Non appena la notte scorsa le fiamme hanno cominciato a divorare varie zone del campo di Moria, centinaia di rifugiati hanno chiesto aiuto telefonando ai volontari della Comunità di Sant'Egidio che, sin dalla creazione di questo hotspot, hanno seguito ed alleviato giorno dopo giorno le crescenti difficoltà dei rifugiati del campo. "Siete la nostra unica speranza" è stata la frase più ricorrente, afferma ai nostri microfoni Monica Attias, coordinatrice della vacanza solidale organizzata dalla Comunità ad agosto a Lesbo per sostenere i profughi e rientrata da qualche giorno proprio dall'isola greca.

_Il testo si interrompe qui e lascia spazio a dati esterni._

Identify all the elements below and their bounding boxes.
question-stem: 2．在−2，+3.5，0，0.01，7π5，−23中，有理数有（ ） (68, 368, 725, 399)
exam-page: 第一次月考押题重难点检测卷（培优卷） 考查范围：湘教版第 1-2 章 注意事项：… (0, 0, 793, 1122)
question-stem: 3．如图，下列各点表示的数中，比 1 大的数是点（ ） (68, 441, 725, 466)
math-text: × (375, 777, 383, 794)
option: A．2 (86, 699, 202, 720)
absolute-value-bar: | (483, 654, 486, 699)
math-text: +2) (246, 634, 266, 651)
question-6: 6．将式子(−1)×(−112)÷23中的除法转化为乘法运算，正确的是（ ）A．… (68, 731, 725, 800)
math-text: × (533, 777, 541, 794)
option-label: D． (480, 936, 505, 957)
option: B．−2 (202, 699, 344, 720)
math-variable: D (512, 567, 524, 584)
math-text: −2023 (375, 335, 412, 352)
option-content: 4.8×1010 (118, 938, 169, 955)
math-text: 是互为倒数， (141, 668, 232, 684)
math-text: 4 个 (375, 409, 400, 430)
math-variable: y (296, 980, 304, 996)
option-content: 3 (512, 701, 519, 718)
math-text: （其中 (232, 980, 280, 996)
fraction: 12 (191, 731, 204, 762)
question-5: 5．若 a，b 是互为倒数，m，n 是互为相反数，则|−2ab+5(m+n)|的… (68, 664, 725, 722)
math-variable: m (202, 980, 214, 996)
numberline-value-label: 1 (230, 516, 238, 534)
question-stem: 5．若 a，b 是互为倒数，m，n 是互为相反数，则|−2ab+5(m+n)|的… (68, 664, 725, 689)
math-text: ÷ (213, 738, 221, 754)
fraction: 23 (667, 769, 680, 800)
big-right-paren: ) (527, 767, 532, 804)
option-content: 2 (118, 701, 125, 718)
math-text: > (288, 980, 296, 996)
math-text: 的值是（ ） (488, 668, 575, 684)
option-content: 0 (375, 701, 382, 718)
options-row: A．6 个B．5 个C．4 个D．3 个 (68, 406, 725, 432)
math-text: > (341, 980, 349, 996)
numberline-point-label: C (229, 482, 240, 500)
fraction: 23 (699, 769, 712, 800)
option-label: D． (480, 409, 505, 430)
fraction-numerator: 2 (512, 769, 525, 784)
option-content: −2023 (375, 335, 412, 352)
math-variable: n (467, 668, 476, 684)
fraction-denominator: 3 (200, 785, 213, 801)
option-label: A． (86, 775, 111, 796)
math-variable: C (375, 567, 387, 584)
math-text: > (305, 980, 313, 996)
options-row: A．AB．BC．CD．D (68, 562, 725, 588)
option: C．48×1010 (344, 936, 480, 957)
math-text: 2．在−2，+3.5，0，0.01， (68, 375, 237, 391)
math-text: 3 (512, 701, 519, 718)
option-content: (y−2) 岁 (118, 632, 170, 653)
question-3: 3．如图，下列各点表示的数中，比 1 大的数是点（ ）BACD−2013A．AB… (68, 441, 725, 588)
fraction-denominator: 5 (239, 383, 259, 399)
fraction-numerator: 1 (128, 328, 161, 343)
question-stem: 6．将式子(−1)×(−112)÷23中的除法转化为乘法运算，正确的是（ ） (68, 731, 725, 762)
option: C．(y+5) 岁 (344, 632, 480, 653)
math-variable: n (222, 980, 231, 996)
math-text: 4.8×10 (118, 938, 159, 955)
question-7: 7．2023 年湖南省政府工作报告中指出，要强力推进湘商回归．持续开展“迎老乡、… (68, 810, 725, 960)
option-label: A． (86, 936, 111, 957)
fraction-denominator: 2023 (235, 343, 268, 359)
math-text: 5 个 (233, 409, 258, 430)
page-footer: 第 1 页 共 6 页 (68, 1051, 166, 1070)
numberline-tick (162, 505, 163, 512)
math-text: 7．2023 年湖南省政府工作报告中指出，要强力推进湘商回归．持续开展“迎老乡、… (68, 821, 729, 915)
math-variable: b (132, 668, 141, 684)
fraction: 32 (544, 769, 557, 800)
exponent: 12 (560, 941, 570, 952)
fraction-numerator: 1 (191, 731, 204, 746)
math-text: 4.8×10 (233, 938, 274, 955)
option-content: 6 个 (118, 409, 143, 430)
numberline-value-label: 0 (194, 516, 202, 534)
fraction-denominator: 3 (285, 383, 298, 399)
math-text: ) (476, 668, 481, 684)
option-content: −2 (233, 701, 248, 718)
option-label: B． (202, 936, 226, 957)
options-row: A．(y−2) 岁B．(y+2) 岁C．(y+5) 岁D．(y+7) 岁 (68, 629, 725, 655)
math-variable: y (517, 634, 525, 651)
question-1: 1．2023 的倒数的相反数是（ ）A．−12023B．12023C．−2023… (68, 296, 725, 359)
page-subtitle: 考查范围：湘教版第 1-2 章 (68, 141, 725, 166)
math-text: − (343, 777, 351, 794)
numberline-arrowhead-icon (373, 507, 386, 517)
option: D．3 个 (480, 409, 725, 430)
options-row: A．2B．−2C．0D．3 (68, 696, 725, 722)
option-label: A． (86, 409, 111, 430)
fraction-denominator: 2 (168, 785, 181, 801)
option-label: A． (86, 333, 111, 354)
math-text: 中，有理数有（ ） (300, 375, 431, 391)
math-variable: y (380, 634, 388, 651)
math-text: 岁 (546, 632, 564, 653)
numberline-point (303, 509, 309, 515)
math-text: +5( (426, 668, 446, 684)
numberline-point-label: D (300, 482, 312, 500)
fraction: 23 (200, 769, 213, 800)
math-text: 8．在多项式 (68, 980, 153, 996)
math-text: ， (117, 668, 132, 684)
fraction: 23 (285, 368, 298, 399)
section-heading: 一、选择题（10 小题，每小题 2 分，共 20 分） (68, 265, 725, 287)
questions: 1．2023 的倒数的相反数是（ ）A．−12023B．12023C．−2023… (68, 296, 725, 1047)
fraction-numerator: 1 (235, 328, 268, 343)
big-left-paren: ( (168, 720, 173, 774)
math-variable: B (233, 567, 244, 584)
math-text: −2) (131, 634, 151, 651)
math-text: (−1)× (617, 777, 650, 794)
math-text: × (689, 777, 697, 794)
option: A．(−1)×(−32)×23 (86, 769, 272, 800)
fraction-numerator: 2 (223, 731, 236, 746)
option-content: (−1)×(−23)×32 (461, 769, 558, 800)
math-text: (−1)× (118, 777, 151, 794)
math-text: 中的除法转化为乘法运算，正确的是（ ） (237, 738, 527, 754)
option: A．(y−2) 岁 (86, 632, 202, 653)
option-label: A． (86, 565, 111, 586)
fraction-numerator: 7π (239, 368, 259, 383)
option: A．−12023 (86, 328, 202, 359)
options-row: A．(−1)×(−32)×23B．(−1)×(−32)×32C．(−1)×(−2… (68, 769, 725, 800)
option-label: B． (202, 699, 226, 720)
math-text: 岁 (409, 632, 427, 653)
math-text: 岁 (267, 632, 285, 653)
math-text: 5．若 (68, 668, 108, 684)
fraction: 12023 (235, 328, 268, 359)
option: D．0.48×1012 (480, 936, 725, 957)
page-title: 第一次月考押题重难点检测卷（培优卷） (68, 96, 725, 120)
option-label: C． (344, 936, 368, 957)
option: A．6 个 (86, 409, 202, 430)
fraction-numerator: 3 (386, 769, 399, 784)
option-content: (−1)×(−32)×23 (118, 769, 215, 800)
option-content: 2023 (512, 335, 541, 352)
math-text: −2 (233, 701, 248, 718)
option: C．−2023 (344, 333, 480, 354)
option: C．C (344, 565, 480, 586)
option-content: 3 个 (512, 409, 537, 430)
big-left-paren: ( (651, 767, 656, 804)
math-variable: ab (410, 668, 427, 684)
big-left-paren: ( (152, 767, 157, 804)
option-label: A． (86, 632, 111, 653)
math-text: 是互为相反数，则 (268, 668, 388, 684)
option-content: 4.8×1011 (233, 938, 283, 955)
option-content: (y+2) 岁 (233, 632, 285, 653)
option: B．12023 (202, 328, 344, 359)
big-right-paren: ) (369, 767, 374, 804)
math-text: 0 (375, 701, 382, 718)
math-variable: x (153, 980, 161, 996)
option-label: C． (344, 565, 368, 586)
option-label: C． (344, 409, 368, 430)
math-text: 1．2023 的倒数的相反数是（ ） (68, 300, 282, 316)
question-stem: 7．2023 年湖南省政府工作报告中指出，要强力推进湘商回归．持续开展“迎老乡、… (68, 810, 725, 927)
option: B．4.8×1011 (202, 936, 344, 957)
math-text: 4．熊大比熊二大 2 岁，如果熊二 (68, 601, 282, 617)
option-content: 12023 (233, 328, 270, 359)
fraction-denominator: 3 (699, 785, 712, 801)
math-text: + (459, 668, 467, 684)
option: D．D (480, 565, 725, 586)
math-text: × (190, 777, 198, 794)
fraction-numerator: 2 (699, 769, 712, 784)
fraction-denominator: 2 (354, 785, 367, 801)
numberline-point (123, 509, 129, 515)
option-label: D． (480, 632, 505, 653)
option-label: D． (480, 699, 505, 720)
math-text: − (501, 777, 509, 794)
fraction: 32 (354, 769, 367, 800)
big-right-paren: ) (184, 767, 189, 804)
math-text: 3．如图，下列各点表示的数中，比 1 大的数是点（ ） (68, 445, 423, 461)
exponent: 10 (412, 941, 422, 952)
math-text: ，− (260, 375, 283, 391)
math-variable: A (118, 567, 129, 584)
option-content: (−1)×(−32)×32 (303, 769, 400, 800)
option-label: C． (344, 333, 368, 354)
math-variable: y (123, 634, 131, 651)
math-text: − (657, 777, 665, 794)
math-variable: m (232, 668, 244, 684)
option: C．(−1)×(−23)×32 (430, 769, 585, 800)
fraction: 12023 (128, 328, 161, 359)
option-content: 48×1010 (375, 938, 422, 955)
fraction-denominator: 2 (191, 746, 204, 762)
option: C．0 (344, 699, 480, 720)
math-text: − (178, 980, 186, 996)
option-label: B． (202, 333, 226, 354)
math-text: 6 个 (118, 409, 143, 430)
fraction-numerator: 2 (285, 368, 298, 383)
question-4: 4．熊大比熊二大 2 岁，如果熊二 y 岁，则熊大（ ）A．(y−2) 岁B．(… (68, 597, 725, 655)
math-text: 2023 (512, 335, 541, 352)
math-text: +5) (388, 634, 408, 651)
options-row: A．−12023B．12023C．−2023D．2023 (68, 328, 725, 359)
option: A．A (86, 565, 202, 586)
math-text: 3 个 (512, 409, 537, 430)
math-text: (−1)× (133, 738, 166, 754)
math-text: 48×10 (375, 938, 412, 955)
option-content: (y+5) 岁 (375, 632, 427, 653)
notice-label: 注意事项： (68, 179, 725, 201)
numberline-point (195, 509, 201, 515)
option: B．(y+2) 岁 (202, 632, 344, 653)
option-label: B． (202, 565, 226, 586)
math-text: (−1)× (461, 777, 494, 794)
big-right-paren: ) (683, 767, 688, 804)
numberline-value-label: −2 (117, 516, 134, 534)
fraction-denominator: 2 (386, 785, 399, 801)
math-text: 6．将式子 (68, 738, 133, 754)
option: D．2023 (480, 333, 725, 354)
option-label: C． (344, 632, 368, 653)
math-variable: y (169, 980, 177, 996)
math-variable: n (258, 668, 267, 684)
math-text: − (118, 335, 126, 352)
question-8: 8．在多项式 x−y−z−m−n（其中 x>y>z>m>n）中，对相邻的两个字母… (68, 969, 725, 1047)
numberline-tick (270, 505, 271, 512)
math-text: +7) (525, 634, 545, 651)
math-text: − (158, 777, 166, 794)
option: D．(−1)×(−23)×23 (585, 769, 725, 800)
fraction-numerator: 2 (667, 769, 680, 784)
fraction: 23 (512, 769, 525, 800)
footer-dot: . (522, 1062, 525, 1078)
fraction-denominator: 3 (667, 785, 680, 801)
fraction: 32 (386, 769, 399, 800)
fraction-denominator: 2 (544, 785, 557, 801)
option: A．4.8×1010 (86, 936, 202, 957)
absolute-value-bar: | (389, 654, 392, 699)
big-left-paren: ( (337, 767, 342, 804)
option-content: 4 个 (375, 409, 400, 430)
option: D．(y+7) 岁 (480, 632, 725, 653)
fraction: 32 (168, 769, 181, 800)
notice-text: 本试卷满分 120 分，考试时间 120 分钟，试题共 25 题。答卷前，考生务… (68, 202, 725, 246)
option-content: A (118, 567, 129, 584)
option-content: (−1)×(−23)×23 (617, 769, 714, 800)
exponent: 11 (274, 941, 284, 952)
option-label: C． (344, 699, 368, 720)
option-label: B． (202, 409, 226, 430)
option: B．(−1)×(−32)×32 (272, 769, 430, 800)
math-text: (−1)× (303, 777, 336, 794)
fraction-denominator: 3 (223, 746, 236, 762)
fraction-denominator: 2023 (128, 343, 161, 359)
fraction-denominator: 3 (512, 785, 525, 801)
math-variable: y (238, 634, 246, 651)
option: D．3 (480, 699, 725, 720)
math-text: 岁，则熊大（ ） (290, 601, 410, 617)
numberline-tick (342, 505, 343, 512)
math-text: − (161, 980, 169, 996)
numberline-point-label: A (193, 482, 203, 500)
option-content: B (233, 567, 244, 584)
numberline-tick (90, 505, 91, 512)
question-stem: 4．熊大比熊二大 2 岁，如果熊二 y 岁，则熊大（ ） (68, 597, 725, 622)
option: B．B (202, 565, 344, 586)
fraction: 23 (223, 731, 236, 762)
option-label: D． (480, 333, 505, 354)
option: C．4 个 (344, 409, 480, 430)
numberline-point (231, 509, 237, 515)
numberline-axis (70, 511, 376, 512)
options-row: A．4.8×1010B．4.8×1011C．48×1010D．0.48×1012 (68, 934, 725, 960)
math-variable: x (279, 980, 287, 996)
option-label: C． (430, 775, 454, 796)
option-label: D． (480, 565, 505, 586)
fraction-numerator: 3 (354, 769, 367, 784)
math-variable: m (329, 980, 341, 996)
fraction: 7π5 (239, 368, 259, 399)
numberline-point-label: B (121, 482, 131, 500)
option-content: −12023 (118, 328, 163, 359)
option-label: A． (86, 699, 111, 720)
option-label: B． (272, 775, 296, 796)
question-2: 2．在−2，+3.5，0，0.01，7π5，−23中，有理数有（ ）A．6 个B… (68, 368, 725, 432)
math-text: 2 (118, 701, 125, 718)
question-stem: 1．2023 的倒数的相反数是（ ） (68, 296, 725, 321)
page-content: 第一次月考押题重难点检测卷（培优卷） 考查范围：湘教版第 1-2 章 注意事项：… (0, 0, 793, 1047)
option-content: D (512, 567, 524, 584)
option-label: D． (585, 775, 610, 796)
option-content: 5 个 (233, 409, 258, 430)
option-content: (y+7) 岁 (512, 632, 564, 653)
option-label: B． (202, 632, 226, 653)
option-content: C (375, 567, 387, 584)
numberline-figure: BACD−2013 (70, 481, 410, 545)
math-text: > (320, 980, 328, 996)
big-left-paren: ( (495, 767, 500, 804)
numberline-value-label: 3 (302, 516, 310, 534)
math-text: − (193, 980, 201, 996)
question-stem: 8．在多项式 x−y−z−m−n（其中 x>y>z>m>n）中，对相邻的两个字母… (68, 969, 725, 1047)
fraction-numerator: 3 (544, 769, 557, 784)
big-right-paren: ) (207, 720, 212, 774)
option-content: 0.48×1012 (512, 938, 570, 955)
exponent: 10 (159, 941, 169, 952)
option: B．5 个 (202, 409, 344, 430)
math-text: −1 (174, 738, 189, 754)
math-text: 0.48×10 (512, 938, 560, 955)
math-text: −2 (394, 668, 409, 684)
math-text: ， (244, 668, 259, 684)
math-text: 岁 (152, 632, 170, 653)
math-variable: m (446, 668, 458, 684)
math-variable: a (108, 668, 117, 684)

Per le condizioni di affollamento in cui è il campo di Moria e con l'emergenza Covid-19 ancora ad alti livelli, afferma Monica Attias, c'era da aspettarsi un evento del genere. Ora è importante che si aprano possibilità di ricollocare i profughi grazie all'impegno europeo. L'iniziativa dei corridoi umanitari ha già dato buoni frutti, ma i numeri devono necessariamente crescere. Poi bisognerà vedere quali saranno anche le decisioni del governo greco, se vorrà ancora puntare su un campo d'accoglienza di grandi dimensioni o su luoghi più piccoli, ma di facile gestione.
Il Papa a Moria nel 2016
Era il 16 aprile 2016 quando Papa Francesco visitò i migranti dell’isola greca di Lesbo, nel Mar Egeo, insieme con il Patriarca Ecumenico di Costantinopoli Bartolomeo I e con l’arcivescovo di Atene e di tutta la Grecia Ieronymos. Nel corso di questi anni il Pontefice ha ricordato più volte quel toccante incontro. “Non voglio dimenticare l’isola di Lesbo, i tanti patimenti di migranti e rifugiati, molti dei quali bambini”, ha detto Francesco nell’ultima Pasqua. “Non perdete la speranza”, fu il messaggio che Francesco volle lasciare ai migranti di Lesbo, prima di tornare in Italia portando con sé, a sorpresa, 3 famiglie di richiedenti asilo siriani. Il Papa andò a Moria per ascoltare le drammatiche storie dei migranti e per esortare la comunità internazionale a dare una risposta adeguata – in modo “degno”, sottolineò – a quella crisi. Un appello ancora oggi sempre più attuale a causa dell’incendio che rischia di rendere inagibile il campo.